Thanks for the reference, Yes I am aware of it but I can't use it as is.
For my future references also it would be good for me to know:
1. If I create a static member in UDF class is that one instance per mapper
task?
2. Is there a method that gets called at the end of mapper method that I
can use for cleanup?
On the same subject is it better to index in UDF or storefunc? I am trying
to see how to decide in this case where you are interacting with external
system.
On Tue, May 15, 2012 at 6:03 PM, Russell Jurney <[EMAIL PROTECTED]>wrote:
> Are you aware of Wonderdog, which already does this?
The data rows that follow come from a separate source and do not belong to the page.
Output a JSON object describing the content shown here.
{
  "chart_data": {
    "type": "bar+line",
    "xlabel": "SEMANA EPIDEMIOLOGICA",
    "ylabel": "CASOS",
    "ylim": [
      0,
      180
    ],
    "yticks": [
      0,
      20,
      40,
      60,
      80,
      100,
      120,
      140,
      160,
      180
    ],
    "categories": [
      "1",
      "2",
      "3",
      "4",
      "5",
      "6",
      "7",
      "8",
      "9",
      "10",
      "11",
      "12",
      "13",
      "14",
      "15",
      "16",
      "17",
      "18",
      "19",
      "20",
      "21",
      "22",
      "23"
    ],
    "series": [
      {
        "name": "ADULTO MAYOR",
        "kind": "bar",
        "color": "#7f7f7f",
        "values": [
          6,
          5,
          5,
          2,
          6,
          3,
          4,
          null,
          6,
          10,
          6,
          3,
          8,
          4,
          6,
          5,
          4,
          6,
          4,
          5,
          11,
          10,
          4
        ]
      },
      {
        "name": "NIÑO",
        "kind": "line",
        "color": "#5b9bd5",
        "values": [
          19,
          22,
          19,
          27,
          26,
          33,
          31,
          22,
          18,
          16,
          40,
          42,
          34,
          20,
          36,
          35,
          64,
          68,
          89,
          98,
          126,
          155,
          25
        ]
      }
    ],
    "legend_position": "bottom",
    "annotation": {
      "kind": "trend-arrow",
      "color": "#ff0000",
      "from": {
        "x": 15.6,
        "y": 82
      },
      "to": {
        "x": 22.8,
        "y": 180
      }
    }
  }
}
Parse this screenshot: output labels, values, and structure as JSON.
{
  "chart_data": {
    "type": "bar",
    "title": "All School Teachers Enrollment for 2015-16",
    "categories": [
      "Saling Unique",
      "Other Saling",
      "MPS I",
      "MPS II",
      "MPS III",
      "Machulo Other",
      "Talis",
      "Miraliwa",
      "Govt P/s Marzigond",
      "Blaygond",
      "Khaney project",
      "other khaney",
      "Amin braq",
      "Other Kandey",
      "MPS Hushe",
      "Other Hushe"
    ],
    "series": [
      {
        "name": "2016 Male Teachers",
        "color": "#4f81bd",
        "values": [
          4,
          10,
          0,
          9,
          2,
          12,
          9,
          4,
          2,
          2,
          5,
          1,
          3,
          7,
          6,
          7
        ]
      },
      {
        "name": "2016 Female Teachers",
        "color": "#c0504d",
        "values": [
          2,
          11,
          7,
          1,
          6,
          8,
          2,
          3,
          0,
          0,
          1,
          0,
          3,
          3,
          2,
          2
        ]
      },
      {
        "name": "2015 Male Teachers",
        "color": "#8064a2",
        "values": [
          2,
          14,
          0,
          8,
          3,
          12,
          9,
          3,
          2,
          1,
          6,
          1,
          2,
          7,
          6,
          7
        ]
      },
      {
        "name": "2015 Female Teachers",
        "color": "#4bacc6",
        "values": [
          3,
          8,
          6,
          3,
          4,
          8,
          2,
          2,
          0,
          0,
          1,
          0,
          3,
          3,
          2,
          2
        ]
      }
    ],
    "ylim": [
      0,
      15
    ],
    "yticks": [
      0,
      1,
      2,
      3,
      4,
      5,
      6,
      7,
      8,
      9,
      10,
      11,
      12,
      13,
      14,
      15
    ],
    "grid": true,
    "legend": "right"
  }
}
Unfortunately,
> finding reusable pig components can be very hard, as they exist across
> many proprietary projects.
>
>
https://github.com/infochimps/wonderdog> A post explaining how to use it, end to end, is here:
>
>
http://www.quora.com/Autocomplete/What-is-the-best-way-to-implement-an-autocomplete-search-feature-when-dealing-with-large-data-sets>
> Russell Jurney
http://datasyndrome.com>
> On May 15, 2012, at 4:18 PM, Mohit Anchlia <[EMAIL PROTECTED]> wrote:
>
> > I am trying to write an UDF that indexes data in elasticsearch after
> > converting it to JSON. I had 2 questions:
> >
> > 1. If I create a static member in UDF class is that one instance per
> mapper
> > task?
> > 2. Is there a method that gets called at the end of mapper method that I
> > can use for cleanup?
> >
> > I was wondering if I should rather write a storefunc that would index the
> > data. Need some help here, essentially I need some way to initialize
> search
> > Client once and then at the end close it out.
>